The FTSE 100 has had a good run this year… so far. Year to date, the index is up around 10%. Yet even after this rise, I’m still seeing plenty of buying opportunities. Here’s a look at two dividend stocks I’d be happy to buy for my portfolio today.
Unilever
One stock that I believe offers value right now is consumer goods champion Unilever (LSE: ULVR) which owns a top portfolio of brands including Dove soap, Ben & Jerry’s icecream, and Lipton tea. This is a stock that often trades a relatively high valuation due to the fact that it’s such a consistent performer.
Yet recently, the shares have pulled back by nearly 15% on the back of sterling strength and weaker-than-expected Q3 sales in the emerging markets. I see this pullback as a buying opportunity.
There are a number of things I like about Unilever. Firstly, it’s relatively recession-proof. People buy its products whether the economy is booming or deteriorating. Secondly, it’s very profitable.

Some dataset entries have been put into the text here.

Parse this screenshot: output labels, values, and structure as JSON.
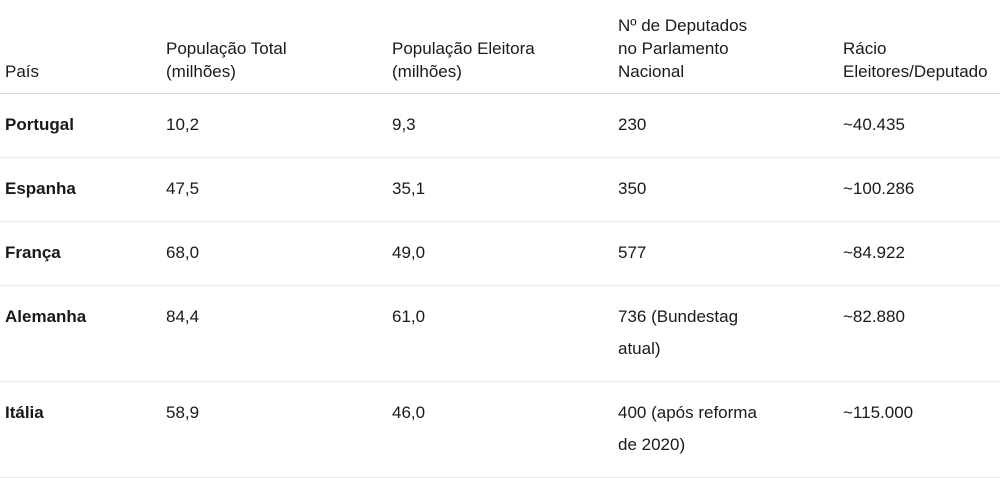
{
  "table": {
    "header": [
      "País",
      "População Total (milhões)",
      "População Eleitora (milhões)",
      "Nº de Deputados no Parlamento Nacional",
      "Rácio Eleitores/Deputado"
    ],
    "rows": [
      [
        "Portugal",
        "10,2",
        "9,3",
        "230",
        "~40.435"
      ],
      [
        "Espanha",
        "47,5",
        "35,1",
        "350",
        "~100.286"
      ],
      [
        "França",
        "68,0",
        "49,0",
        "577",
        "~84.922"
      ],
      [
        "Alemanha",
        "84,4",
        "61,0",
        "736 (Bundestag atual)",
        "~82.880"
      ],
      [
        "Itália",
        "58,9",
        "46,0",
        "400 (após reforma de 2020)",
        "~115.000"
      ]
    ]
  }
}
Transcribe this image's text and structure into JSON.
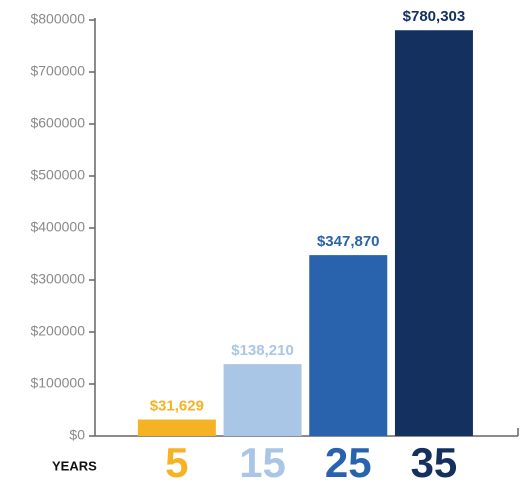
{
  "chart_data": {
    "type": "bar",
    "x_label": "YEARS",
    "categories": [
      "5",
      "15",
      "25",
      "35"
    ],
    "values": [
      31629,
      138210,
      347870,
      780303
    ],
    "value_labels": [
      "$31,629",
      "$138,210",
      "$347,870",
      "$780,303"
    ],
    "colors": [
      "#f5b323",
      "#a9c6e6",
      "#2a63ad",
      "#13305f"
    ],
    "ylim": [
      0,
      800000
    ],
    "yticks": [
      {
        "value": 0,
        "label": "$0"
      },
      {
        "value": 100000,
        "label": "$100000"
      },
      {
        "value": 200000,
        "label": "$200000"
      },
      {
        "value": 300000,
        "label": "$300000"
      },
      {
        "value": 400000,
        "label": "$400000"
      },
      {
        "value": 500000,
        "label": "$500000"
      },
      {
        "value": 600000,
        "label": "$600000"
      },
      {
        "value": 700000,
        "label": "$700000"
      },
      {
        "value": 800000,
        "label": "$800000"
      }
    ]
  }
}
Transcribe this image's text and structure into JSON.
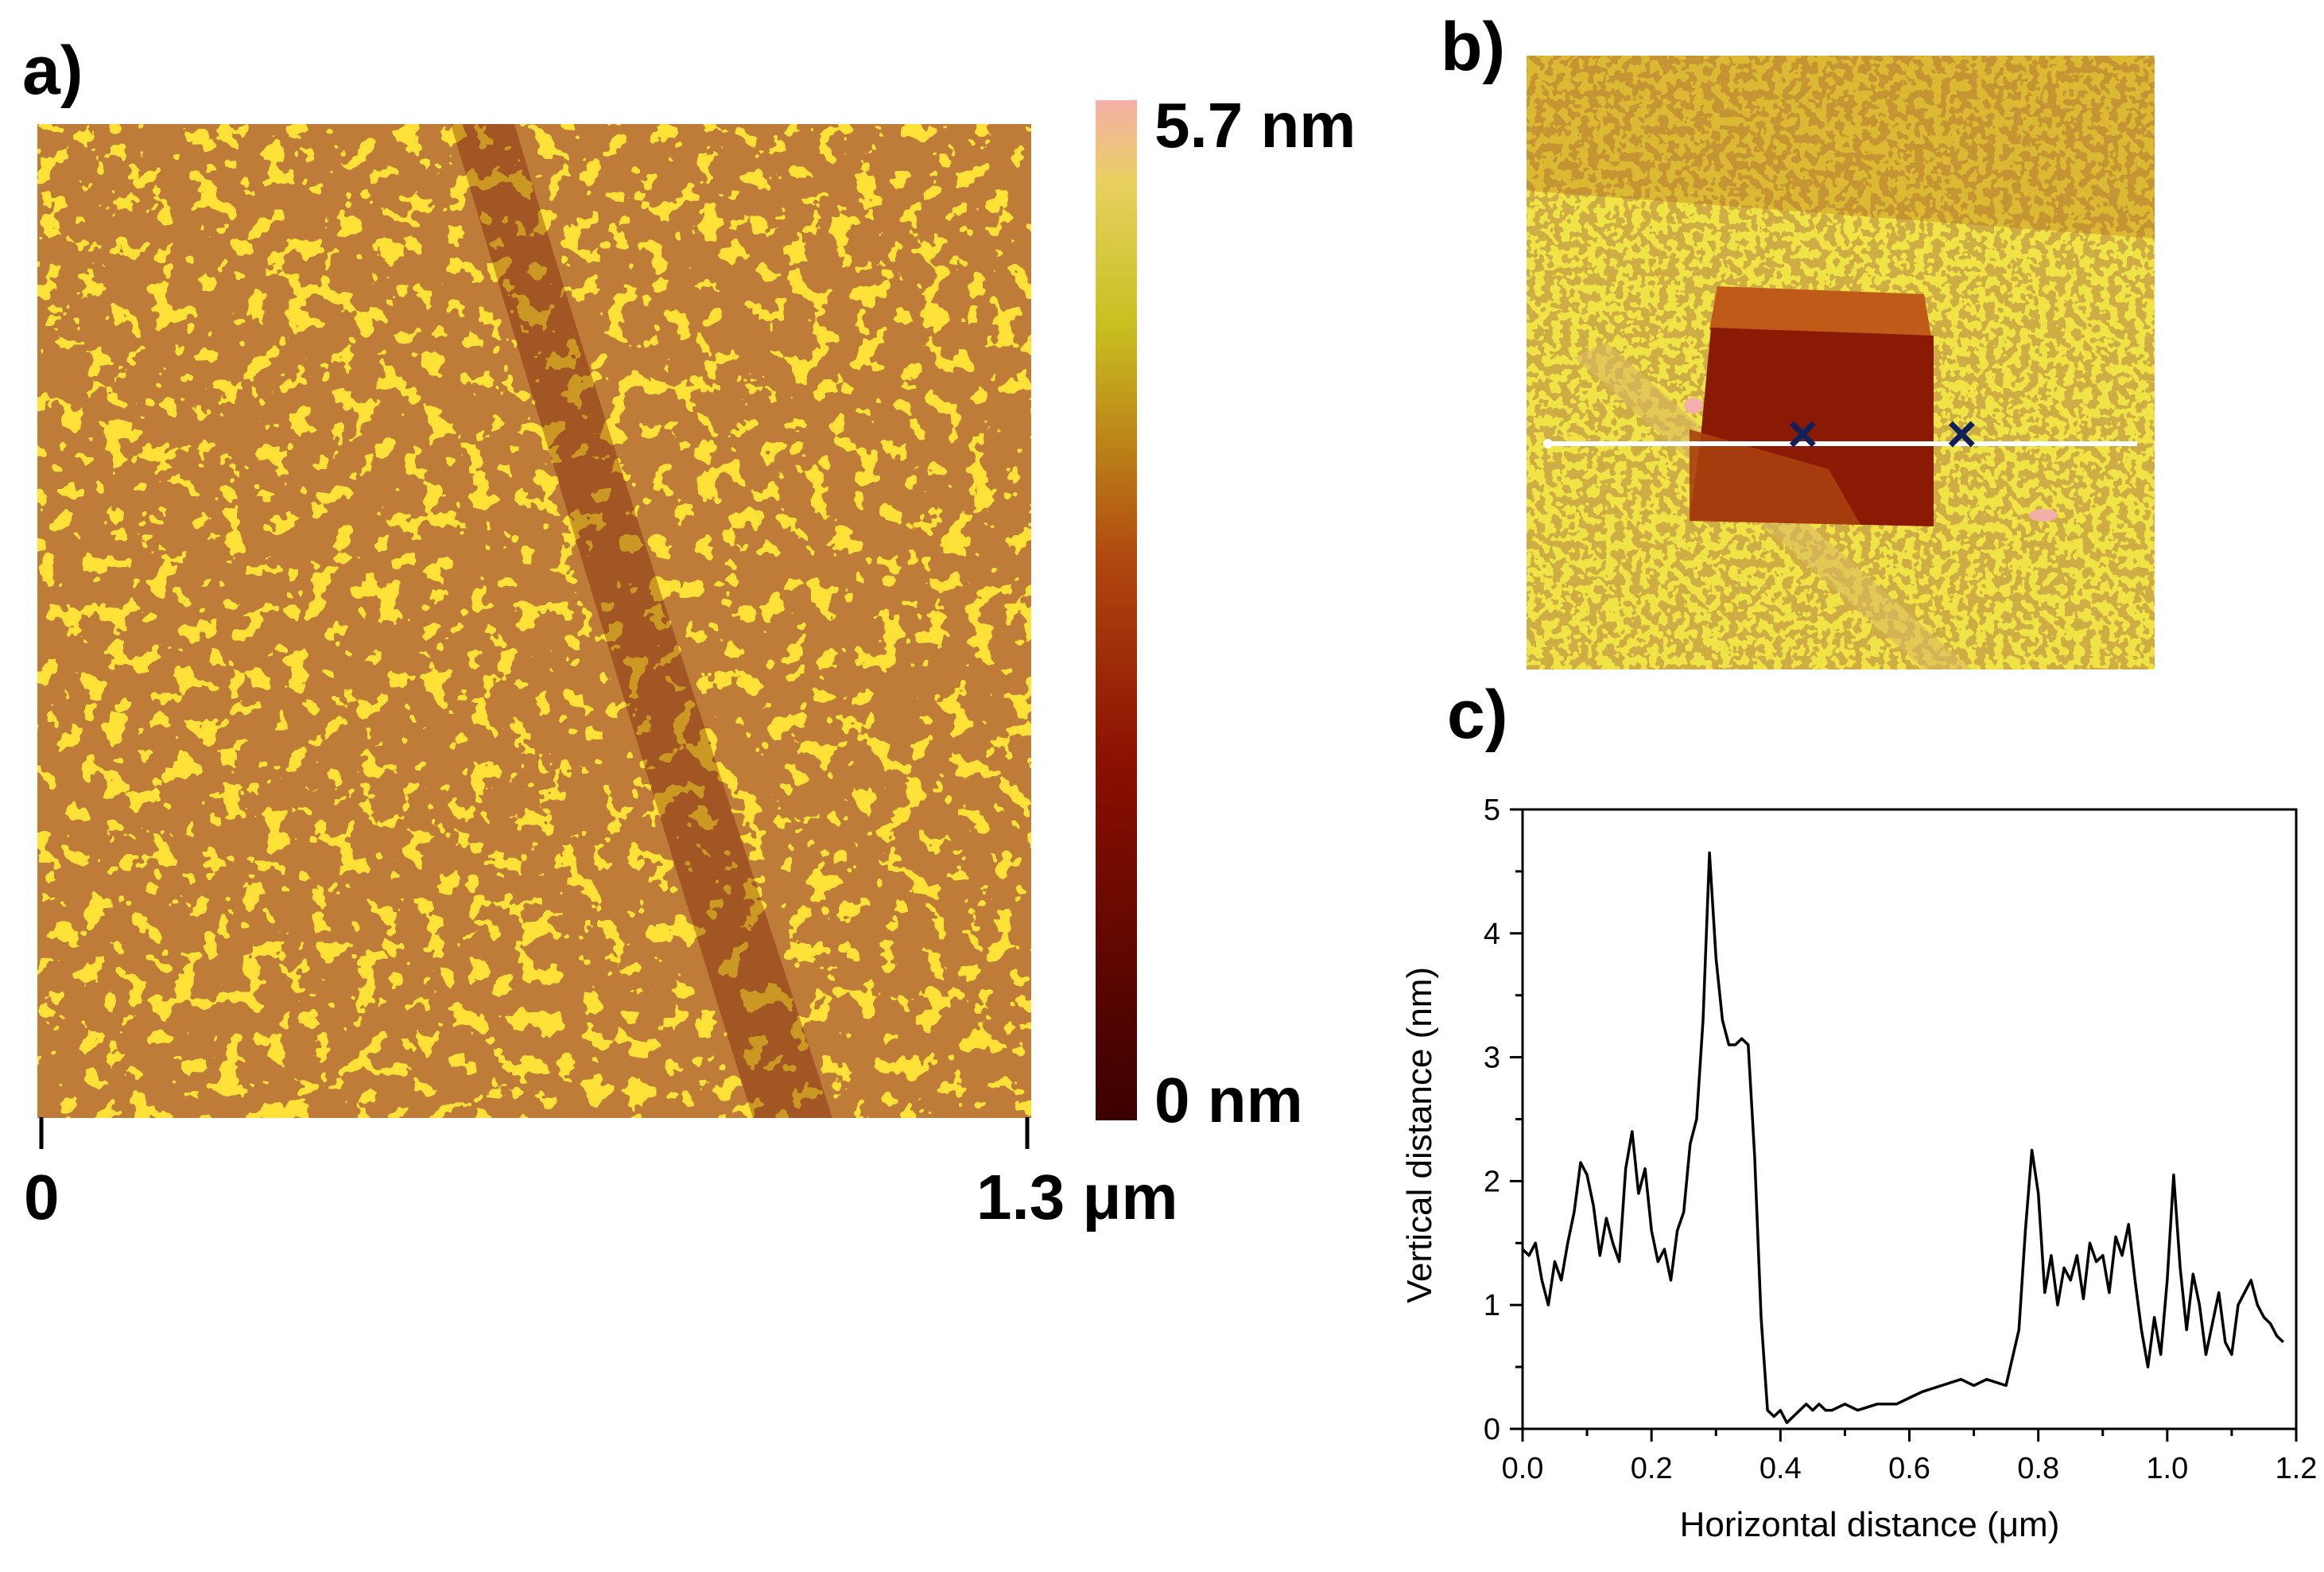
{
  "panels": {
    "a": {
      "label": "a)",
      "colorbar_max": "5.7 nm",
      "colorbar_min": "0 nm",
      "scale_start": "0",
      "scale_end": "1.3 μm"
    },
    "b": {
      "label": "b)",
      "marker_symbol": "×"
    },
    "c": {
      "label": "c)"
    }
  },
  "colors": {
    "afm_dark": "#5a0a00",
    "afm_mid": "#b0400c",
    "afm_light": "#c8c020",
    "afm_highlight": "#f5b0a8",
    "line_profile": "#ffffff",
    "marker": "#10205a",
    "trace": "#000000"
  },
  "chart_data": {
    "type": "line",
    "title": "",
    "xlabel": "Horizontal distance (μm)",
    "ylabel": "Vertical distance (nm)",
    "xlim": [
      0,
      1.2
    ],
    "ylim": [
      0,
      5
    ],
    "xticks": [
      "0.0",
      "0.2",
      "0.4",
      "0.6",
      "0.8",
      "1.0",
      "1.2"
    ],
    "yticks": [
      "0",
      "1",
      "2",
      "3",
      "4",
      "5"
    ],
    "grid": false,
    "legend": "none",
    "series": [
      {
        "x": [
          0.0,
          0.01,
          0.02,
          0.03,
          0.04,
          0.05,
          0.06,
          0.07,
          0.08,
          0.09,
          0.1,
          0.11,
          0.12,
          0.13,
          0.14,
          0.15,
          0.16,
          0.17,
          0.18,
          0.19,
          0.2,
          0.21,
          0.22,
          0.23,
          0.24,
          0.25,
          0.26,
          0.27,
          0.28,
          0.29,
          0.3,
          0.31,
          0.32,
          0.33,
          0.34,
          0.35,
          0.36,
          0.37,
          0.38,
          0.39,
          0.4,
          0.41,
          0.42,
          0.43,
          0.44,
          0.45,
          0.46,
          0.47,
          0.48,
          0.5,
          0.52,
          0.55,
          0.58,
          0.6,
          0.62,
          0.65,
          0.68,
          0.7,
          0.72,
          0.75,
          0.77,
          0.78,
          0.79,
          0.8,
          0.81,
          0.82,
          0.83,
          0.84,
          0.85,
          0.86,
          0.87,
          0.88,
          0.89,
          0.9,
          0.91,
          0.92,
          0.93,
          0.94,
          0.95,
          0.96,
          0.97,
          0.98,
          0.99,
          1.0,
          1.01,
          1.02,
          1.03,
          1.04,
          1.05,
          1.06,
          1.07,
          1.08,
          1.09,
          1.1,
          1.11,
          1.12,
          1.13,
          1.14,
          1.15,
          1.16,
          1.17,
          1.18
        ],
        "values": [
          1.45,
          1.4,
          1.5,
          1.2,
          1.0,
          1.35,
          1.2,
          1.5,
          1.75,
          2.15,
          2.05,
          1.8,
          1.4,
          1.7,
          1.5,
          1.35,
          2.1,
          2.4,
          1.9,
          2.1,
          1.6,
          1.35,
          1.45,
          1.2,
          1.6,
          1.75,
          2.3,
          2.5,
          3.3,
          4.65,
          3.8,
          3.3,
          3.1,
          3.1,
          3.15,
          3.1,
          2.2,
          0.9,
          0.15,
          0.1,
          0.15,
          0.05,
          0.1,
          0.15,
          0.2,
          0.15,
          0.2,
          0.15,
          0.15,
          0.2,
          0.15,
          0.2,
          0.2,
          0.25,
          0.3,
          0.35,
          0.4,
          0.35,
          0.4,
          0.35,
          0.8,
          1.6,
          2.25,
          1.9,
          1.1,
          1.4,
          1.0,
          1.3,
          1.2,
          1.4,
          1.05,
          1.5,
          1.35,
          1.4,
          1.1,
          1.55,
          1.4,
          1.65,
          1.2,
          0.8,
          0.5,
          0.9,
          0.6,
          1.2,
          2.05,
          1.3,
          0.8,
          1.25,
          1.0,
          0.6,
          0.85,
          1.1,
          0.7,
          0.6,
          1.0,
          1.1,
          1.2,
          1.0,
          0.9,
          0.85,
          0.75,
          0.7
        ]
      }
    ]
  }
}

Over the last five years, return on equity (ROE) has averaged 43%, meaning it’s one of the most profitable companies in the entire FTSE 100. Thirdly, with more than 50% of its sales coming from the emerging markets, there’s an attractive long-term growth story. As wealth across countries such as India and China continues to rise, more people should be able to afford the group’s products.
Today, Unilever shares trade on a forward-looking P/E ratio of 19, using next year’s consensus earnings forecast. I think that’s quite reasonable for a company of Unilever’s ilk. I see the stock as a ‘buy’ at current prices.
DS Smith
Another FTSE 100 dividend stock I like the look of right now is DS Smith (LSE: SMDS). It specialises in manufacturing cardboard boxes (the type Amazon deliveries come in).
Cardboard boxes may sound a little boring, but don’t tune out just yet. The reason I like DS Smith can be summed up in three words: the digital boom. Today, nearly 1.8bn people shop online globally with sales amounting to $3trn. In 2018, Amazon generated sales of $233bn alone.
Yet due to advances in technology (5G, data analytics, augmented reality, delivery drones etc) and rising smartphone penetration, global e-commerce sales are likely to climb much higher in the years ahead.
According to Statista, we could be looking at total retail e-commerce sales of a staggering $6.5trn by 2023. Given that DS Smith makes packaging for online deliveries, I think it should benefit from this extraordinary industry growth.
DS Smith shares tanked late last year on the back of fears over a global recession and they’re yet to fully recover. Currently, the forward-looking P/E ratio is just 10.3. At that valuation, I think the stock is a steal. There’s also a nice 4.7% dividend yield on offer.
All things considered, I believe the stock is priced to ‘buy’ right now.